The American origins of the film title come from an
anarchist and labor slogan that first appeared at the 1912 Lawrence Textile Strike, where
pamphlets and banners held aloft by the Industrial Workers of the World (IWW)
contained this message, though it originated earlier with Nietzsche’s 1886
book, Beyond Good and Evil, and was
later printed by Margaret Sanger in a feminist pamphlet a few years later
promoting contraception, insisting that women are masters of their own
bodies. Given short shrift here is the Women's suffrage in the United
States, where many women were part of the anarchist movement, not just Emma
Goldman, as advocating for the right to vote was a radical social change
requiring protests and demonstrations, where women were subject to arrests and
many were jailed in their quest to pass the Nineteenth
Amendment in 1920. Instead the film
pits immigrant groups one against the other, mostly Italians and the Irish,
where the Irish have the jobs and the political power that the Italians came to
American searching for. Early in 1920,
the Justice Department launches a series of raids against immigrants and labor
organizations, known as the Palmer Raids, where over 3000 are arrested and subject
to deportation, where the arrests are without search warrants and the detention
stations are in overcrowded, unsanitary facilities. In their zeal to create a public image of
decisive action, the agents arrest everyone attending organization meeting
halls, including visitors and even American citizens, and while they claimed to
take possession of several bombs, in fact the sum total of all the raids netted
four ordinary pistols. Eventually a
District Court Judge orders the arrests illegal and unconstitutional, but not
until after they stir the nation into a frenzy of anti-immigrant
sentiment.

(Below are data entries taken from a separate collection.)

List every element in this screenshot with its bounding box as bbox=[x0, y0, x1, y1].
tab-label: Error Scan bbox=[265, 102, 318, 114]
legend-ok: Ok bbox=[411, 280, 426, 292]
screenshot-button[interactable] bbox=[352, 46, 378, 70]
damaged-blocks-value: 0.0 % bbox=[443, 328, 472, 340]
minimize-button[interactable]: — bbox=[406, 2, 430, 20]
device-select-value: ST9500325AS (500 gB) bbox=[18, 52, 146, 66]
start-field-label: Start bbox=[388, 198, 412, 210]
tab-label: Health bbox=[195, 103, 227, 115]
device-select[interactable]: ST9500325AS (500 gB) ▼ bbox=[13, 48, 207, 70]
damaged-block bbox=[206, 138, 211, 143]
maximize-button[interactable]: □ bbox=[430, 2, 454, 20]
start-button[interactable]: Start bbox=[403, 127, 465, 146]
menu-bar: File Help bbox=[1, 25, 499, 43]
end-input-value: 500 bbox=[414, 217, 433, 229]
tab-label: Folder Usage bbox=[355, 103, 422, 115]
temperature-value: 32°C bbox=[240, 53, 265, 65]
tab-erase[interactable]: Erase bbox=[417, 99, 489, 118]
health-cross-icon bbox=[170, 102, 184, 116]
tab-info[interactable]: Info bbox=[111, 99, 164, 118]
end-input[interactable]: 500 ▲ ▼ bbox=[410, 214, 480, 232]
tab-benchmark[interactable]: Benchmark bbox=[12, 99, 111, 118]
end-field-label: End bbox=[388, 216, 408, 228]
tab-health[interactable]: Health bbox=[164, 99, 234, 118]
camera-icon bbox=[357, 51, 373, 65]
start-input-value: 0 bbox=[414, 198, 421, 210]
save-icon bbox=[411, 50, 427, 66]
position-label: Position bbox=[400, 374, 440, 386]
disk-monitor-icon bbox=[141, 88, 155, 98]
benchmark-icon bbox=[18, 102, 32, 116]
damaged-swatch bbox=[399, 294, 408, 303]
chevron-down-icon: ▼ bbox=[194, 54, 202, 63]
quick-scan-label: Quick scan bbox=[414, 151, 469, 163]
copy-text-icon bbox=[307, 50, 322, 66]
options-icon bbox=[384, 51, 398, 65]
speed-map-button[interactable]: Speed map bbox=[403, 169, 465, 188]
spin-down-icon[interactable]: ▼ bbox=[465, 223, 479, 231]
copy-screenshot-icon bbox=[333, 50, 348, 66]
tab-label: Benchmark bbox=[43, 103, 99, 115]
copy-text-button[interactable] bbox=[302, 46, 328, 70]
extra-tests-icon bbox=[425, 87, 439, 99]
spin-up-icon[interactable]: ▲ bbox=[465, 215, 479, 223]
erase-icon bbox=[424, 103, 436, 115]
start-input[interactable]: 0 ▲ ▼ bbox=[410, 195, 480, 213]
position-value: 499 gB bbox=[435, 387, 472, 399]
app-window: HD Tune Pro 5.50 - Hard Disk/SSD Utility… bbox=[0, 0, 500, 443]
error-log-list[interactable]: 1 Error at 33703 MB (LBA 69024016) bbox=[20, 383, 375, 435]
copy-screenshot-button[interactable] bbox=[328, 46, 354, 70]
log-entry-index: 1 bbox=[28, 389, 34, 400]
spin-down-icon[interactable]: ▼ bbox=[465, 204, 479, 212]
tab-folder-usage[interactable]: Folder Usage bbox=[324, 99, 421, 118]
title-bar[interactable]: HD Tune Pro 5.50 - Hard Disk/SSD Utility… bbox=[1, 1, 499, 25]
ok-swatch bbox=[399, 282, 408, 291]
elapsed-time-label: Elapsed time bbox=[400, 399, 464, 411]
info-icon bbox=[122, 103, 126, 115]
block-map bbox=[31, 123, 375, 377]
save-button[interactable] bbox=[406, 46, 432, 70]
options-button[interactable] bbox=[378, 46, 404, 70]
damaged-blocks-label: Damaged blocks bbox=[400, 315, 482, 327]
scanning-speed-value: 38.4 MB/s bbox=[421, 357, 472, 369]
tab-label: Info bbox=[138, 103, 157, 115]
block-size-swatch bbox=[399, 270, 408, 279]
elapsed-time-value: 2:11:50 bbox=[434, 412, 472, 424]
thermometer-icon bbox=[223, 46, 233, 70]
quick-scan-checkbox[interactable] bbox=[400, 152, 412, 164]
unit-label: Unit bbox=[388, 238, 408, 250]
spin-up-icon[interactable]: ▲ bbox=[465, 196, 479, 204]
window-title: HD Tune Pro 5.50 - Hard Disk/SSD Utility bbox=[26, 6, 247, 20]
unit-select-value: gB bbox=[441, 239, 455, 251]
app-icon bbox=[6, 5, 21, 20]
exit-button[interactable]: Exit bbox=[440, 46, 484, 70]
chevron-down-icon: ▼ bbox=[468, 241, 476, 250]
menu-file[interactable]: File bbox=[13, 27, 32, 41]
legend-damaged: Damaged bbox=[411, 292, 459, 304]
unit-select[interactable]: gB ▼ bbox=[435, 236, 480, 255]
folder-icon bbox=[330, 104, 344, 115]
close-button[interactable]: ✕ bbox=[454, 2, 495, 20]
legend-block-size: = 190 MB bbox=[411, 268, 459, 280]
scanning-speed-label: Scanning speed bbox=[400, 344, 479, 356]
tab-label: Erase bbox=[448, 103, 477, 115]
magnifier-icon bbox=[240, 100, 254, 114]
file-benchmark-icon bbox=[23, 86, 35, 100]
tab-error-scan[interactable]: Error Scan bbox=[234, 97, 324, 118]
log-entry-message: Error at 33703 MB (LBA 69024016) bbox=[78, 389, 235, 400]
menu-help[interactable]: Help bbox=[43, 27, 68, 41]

It is under this historical backdrop
that the movie unravels, where the failings of this film are much like Lee
Daniels' The Butler (2013), where storylines unravel through a backdrop of
history, both feeling shortchanged, coming off as one-dimensional, where the
director ends up thoroughly manipulating the audience with a series of contrived
events, using a deeply swelling musical score to garner sympathy for the ugly
injustice of it all. The brief Black and
White opening that resembles archival footage stands apart from the rest of the
film, never really making a connection, yet the stark reality sets a tone that
quickly gets lost in the build-up of orchestrated outrage.